Interestingly, 27461 is the product of 7 and 3923 which are both prime numbers. This is interesting because the hexadecimal output seems to be 7 bytes aligned. This seems to stand out at least for the first 3 "packets":
01 08 31 08 31 80 30 01 08 31 08 31 80 34 01 08 31 08 31 80 30
As a matter of fact, this signature is not referenced in any signature database that I know...
So let's try to split the hexadecimal stream into 7 bytes packet and compare them with each other:
- Identical packets:
Few hundred packets appear several times, up to 11 times for "3C BC 73 FD CA AA 0C". This is clearly not a compression format based on a dictionary...
When trying to search for 7 bytes (or 56 bits) aligned file/packet format, the results are not really helpful.. too bad.
- Most recurring byte at a given position:
When browsing the full 7 bytes aligned version of the file, a recurring byte I noticed was 0xF7 at the 3rd position. Not because it is the most recurring value for that position, but because it was nearly always followed by 0x99 or 0x91. In each of those cases the first quartet of the packet was even. This path won't lead us anywhere but it confirms the idea that these 7 Bytes packets really have a meaning.
Trying to determine the exact reason why some bits are correlated inside a packet is not really interesting and probably not feasible. However, trying to determine the range inside the packets in which certain bits are correlated may help splitting the packets to a lower granularity so that we can compare it with an existing format. In addition, writing a quick and dirty code for comparing block of bits is fairly easy.
As a matter of fact, a binary sequence is present at the same place in all packets, they all end in b'00, and more interestingly, even packets end in b'100 while odd packets end in b'000. At this point we may want to call these "7 Bytes packets": 54 bits frames.
This time we can try to search the web with: "54 bits" frame "synchronization bit"
The results will lead us to Linear Prediction algorithms for speech encoding.

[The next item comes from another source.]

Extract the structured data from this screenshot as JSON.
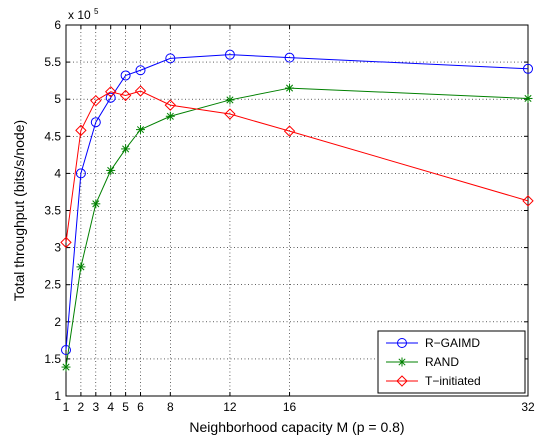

Knowning this, if we look closer at the first 3 sequences of 7 Bytes, we find they are actually the initialization values for the speech synthesizer filter. So in practice, the signature should have been easy to identify with just this information...
A deeper analysis of the "correlated bits" found above gives LPC at the 10th order as a likely candidate, this is good news because it is supported by
The resulting sound spells an hexadecimal stream using the NATO Phonetic Alphabet (you should be able to decode this one pretty easily):
a4 b0 b0 ac 76 6b 6b a1 aa 9f b5 9f a8 ab ac a1 a0 a5 9d a0 ae 9d a9 9d b0 a5 9f 9d 6a 9f ab a9 6b 89 a5 9f a4 a1 a8 a8 a1 9b 89 9d a0 a5 a3 9d aa
Substracting 0x3C from each byte gives us: http://encyclopediadramatica.com/Michelle_Madigan (valid link in 2011: http://encyclopediadramatica.ch/Michelle_Madigan)
After reading that page, I think that Yes, she got pain when she tried to get gain. At least it seems so...
Key: Michelle Madigan (?)